Talk to your assistant in the Vapi dashboard (or call its number) and watch requests arrive:

terminal
BASH
# Tail the server log — every turn shows POST /vapi/webhook 200
# Or smoke-test the webhook directly:
curl -X POST https://<subdomain>.ngrok-free.dev/vapi/webhook \
-H 'Content-Type: application/json' \
-d '{"message":{"type":"knowledge-base-request",
"messages":[{"role":"user","content":"What is your return policy?"}]}}'
# -> {"documents": [{"content": "...", "similarity": 0.9, "uuid": "..."}]}

How retrieval works

  • Local embedding + search. On each turn the bundled runtime embeds the query and searches the org .mv2 snapshot in-process — no per-query call to MemoAir cloud, keeping the hot path fast.
  • Vapi's document shape. handle_request maps org hits to {content, similarity, uuid} and returns at most top_k documents.
  • Never breaks a call. Non-knowledge-base messages are acked with {}; retrieval failures degrade to {"documents": []} with a 200. Only genuinely malformed payloads return 400.

Troubleshooting

Search returns empty documents. Expected before the org index is seeded (step 4), or after the runtime evicts an idle session (default 300s) — the next turn cold-starts and re-pulls. Relevance is in the similarity score: off-topic queries still return top_k docs but with low / negative scores.
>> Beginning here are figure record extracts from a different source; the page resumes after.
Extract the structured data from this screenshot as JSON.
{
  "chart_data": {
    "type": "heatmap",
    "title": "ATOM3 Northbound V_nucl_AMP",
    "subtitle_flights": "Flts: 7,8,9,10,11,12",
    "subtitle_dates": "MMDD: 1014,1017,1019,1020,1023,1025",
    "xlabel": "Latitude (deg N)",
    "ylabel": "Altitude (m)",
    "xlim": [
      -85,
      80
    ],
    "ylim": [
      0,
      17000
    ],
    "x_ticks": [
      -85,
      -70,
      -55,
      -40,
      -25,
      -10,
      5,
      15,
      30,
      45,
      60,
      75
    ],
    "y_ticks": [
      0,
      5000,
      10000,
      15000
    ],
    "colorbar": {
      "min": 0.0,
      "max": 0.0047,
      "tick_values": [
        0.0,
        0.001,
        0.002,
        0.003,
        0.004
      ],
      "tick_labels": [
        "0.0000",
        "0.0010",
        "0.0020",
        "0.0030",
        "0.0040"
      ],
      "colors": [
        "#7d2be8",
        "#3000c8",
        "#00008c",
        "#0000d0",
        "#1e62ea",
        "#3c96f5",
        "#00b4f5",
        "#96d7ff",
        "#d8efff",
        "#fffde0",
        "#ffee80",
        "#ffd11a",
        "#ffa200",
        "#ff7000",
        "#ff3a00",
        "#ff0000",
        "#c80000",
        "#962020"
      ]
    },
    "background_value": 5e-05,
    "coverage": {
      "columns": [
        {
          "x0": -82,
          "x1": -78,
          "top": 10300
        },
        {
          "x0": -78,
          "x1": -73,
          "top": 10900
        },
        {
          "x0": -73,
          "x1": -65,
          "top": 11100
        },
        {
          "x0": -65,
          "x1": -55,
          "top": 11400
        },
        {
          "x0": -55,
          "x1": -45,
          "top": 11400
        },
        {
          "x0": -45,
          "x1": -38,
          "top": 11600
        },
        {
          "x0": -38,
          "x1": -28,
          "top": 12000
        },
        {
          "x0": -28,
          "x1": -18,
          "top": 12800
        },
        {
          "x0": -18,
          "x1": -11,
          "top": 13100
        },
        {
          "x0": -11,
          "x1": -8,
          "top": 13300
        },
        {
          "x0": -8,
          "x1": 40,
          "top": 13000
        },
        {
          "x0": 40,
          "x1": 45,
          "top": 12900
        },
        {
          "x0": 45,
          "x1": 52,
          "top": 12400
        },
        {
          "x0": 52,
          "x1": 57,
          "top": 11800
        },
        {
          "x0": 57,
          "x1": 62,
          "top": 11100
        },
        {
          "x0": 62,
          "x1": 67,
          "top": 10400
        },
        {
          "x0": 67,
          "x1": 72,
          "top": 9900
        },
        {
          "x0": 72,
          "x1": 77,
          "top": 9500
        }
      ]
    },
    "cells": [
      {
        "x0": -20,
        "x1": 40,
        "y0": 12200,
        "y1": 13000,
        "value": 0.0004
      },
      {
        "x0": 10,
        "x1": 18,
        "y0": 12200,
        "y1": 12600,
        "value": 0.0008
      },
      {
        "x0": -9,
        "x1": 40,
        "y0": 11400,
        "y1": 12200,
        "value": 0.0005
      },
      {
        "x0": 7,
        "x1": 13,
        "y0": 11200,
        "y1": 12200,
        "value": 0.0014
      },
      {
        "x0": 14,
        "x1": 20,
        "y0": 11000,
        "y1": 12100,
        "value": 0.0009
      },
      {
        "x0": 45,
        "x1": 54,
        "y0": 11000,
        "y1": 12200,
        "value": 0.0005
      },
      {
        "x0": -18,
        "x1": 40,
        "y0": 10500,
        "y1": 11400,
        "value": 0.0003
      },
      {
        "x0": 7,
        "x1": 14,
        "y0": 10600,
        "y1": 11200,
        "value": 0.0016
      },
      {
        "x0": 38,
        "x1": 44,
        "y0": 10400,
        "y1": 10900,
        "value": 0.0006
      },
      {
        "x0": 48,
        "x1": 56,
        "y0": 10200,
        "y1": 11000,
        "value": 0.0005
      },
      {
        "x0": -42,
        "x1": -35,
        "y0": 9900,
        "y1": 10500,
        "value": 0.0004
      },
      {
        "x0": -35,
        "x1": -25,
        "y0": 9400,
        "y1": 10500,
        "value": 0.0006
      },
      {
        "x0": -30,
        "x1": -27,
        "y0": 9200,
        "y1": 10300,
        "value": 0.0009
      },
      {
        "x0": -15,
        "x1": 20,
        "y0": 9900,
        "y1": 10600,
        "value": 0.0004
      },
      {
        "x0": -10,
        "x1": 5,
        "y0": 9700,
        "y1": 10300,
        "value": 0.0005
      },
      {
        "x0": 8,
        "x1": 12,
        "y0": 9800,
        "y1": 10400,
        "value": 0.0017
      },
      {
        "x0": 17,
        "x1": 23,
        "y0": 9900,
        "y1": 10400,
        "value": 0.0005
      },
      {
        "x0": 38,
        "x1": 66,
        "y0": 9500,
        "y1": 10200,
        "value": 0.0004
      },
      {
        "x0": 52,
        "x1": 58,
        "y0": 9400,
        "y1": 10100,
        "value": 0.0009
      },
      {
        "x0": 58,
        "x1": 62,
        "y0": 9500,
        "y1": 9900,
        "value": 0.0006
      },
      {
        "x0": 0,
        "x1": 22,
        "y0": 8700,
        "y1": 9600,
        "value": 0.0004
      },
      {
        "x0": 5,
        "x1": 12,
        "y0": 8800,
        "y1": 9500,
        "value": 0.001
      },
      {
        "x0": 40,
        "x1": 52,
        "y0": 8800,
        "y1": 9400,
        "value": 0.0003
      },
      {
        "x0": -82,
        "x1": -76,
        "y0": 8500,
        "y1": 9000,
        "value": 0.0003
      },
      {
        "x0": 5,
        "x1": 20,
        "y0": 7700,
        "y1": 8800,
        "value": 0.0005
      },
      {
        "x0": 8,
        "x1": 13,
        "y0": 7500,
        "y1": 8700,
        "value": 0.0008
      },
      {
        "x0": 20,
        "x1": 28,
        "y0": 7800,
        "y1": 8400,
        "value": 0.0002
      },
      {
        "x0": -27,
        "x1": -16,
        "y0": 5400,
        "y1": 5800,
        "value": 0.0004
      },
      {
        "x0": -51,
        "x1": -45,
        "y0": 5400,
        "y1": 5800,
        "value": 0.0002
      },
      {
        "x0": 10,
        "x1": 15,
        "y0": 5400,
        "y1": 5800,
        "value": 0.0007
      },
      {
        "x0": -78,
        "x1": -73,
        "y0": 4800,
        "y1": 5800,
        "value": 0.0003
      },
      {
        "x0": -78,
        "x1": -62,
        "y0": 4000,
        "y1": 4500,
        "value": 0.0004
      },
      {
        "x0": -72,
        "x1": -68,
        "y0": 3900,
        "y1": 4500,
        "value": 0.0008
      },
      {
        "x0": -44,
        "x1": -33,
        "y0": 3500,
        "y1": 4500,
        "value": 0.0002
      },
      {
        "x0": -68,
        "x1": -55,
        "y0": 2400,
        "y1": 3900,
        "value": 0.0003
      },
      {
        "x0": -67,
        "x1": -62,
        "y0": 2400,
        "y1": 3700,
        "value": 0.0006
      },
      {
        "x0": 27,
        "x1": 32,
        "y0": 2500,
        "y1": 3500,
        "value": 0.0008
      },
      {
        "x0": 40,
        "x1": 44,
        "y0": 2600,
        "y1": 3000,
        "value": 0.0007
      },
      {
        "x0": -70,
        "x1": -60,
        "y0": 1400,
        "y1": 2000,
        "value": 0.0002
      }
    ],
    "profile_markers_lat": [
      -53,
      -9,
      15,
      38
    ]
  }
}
401 invalid signature. The server.secret registered with Vapi must match VAPI_WEBHOOK_SECRET. Vapi signs as sha256=<hex>; verify_vapi_signature accepts both that and a bare hex digest.

Vapi can't reach the webhook. The URL must be public (ngrok or a deployed host) and end in your route (e.g. /vapi/webhook). localhost will not work — Vapi calls from its cloud.

Patch wiped my assistant config. The assistant PATCH replaces the entire model object. GET /assistant/$ASSISTANT_ID first and resend its existing messages / settings alongside knowledgeBaseId.